James Loney. With men on first and third and one out in the 9th, and the Yankees trailing just 6-5, Curtis grounded to first base. At this point, Loney has two choices. He can either throw to second, attempting to start a 3-6-3 DP and end the game, or he can immediately throw home, possibly starting a 3-2-3 DP, but cutting off the tying run regardless.
Yet Loney chose to step on the bag first and then throw to the plate, despite having the speedy Curtis Granderson on third. The throw wasn’t perfect and was going to be late anyway, as you can see in the lead picture of this post, and the game was tied. Had Loney done either of the two correct options, instead of choosing option #3, this game might have ended far differently. Loney’s been playing fantastically lately, so let’s not get on him too much – but this was a poor choice, magnified by the situation.
And of course, Broxton deserves his share of blame for such a terrible outing, and you can’t entirely ignore that. I’m sure he won’t be putting blame anywhere else but on himself, which is nice. Just remember when you read all sorts of internet idiocy (and dear god, now that the Lakers are done I can just hear Bill Plaschke cracking his knuckles, scraping aside the Twinkie wrappers and cans of Jolt Cola and getting ready to tackle this), that Broxton’s a human being who was incorrectly used by his supposed Hall of Fame manager. Because it’s going to get ugly.
Anyway, after all that, George Sherrill comes in to allow a dinger to Robinson Cano and, well, that part doesn’t matter so much. We all knew that was going to happen, didn’t we? (At least this guy on my Twitter did.)
This is going to get lost in the aftermath, but the 9th inning implosion deprived Kershaw of his 8th win, through no fault of his own. Wins are stupid. (Commenter dodgerbobble notes that if the Dodgers had come back in the bottom of the 9th, Broxton – of all people – would have gotten the win. Wins are doubly stupid.)
Russell Martin went 0-4 is now hitting .241/.349/.327, which is awful, yet he’s been allowed to catch more innings than anyone in the NL (and 2nd most in MLB).
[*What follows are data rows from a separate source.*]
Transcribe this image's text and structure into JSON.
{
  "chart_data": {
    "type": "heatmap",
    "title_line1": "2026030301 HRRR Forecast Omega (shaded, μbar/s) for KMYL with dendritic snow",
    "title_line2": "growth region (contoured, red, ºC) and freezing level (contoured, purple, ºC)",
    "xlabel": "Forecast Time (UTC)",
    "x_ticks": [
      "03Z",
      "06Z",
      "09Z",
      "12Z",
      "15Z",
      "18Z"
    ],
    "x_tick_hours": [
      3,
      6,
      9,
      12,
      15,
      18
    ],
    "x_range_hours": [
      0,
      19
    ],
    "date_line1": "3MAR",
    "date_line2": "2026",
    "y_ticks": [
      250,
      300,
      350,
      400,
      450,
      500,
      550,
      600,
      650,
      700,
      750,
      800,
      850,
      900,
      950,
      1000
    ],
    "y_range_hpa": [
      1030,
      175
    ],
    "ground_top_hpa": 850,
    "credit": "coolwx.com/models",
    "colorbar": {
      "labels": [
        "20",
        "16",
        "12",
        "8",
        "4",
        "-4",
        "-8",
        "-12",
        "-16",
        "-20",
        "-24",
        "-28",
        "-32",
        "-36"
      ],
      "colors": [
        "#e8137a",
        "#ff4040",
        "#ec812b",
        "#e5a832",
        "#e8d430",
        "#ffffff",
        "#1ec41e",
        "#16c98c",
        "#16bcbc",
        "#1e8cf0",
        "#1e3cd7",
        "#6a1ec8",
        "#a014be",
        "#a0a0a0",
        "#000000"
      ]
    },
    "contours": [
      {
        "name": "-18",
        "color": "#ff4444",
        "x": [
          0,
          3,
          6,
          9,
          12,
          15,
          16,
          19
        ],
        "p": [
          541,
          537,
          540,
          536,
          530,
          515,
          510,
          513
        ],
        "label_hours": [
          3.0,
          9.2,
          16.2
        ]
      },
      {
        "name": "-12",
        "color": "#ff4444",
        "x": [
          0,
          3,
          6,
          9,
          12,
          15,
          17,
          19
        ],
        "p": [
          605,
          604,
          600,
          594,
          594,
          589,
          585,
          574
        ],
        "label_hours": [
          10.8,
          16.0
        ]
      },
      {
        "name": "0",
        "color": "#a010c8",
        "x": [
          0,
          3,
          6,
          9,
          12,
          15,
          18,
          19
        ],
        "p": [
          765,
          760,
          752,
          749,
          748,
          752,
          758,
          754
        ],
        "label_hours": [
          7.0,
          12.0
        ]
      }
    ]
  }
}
As I said on Twitter as he was being tossed for arguing a strike 3, “I think Martin cracking his bat on the ground was the most solid contact he’s had in weeks.”
This is going to require an entire post devoted to it, and soon, but for now let’s note that he’s 162nd of 173 qualified big leaguers in SLG, and the names below him aren’t exactly pretty (Pedro Feliz, Jason Kendall, and Gordon Beckham).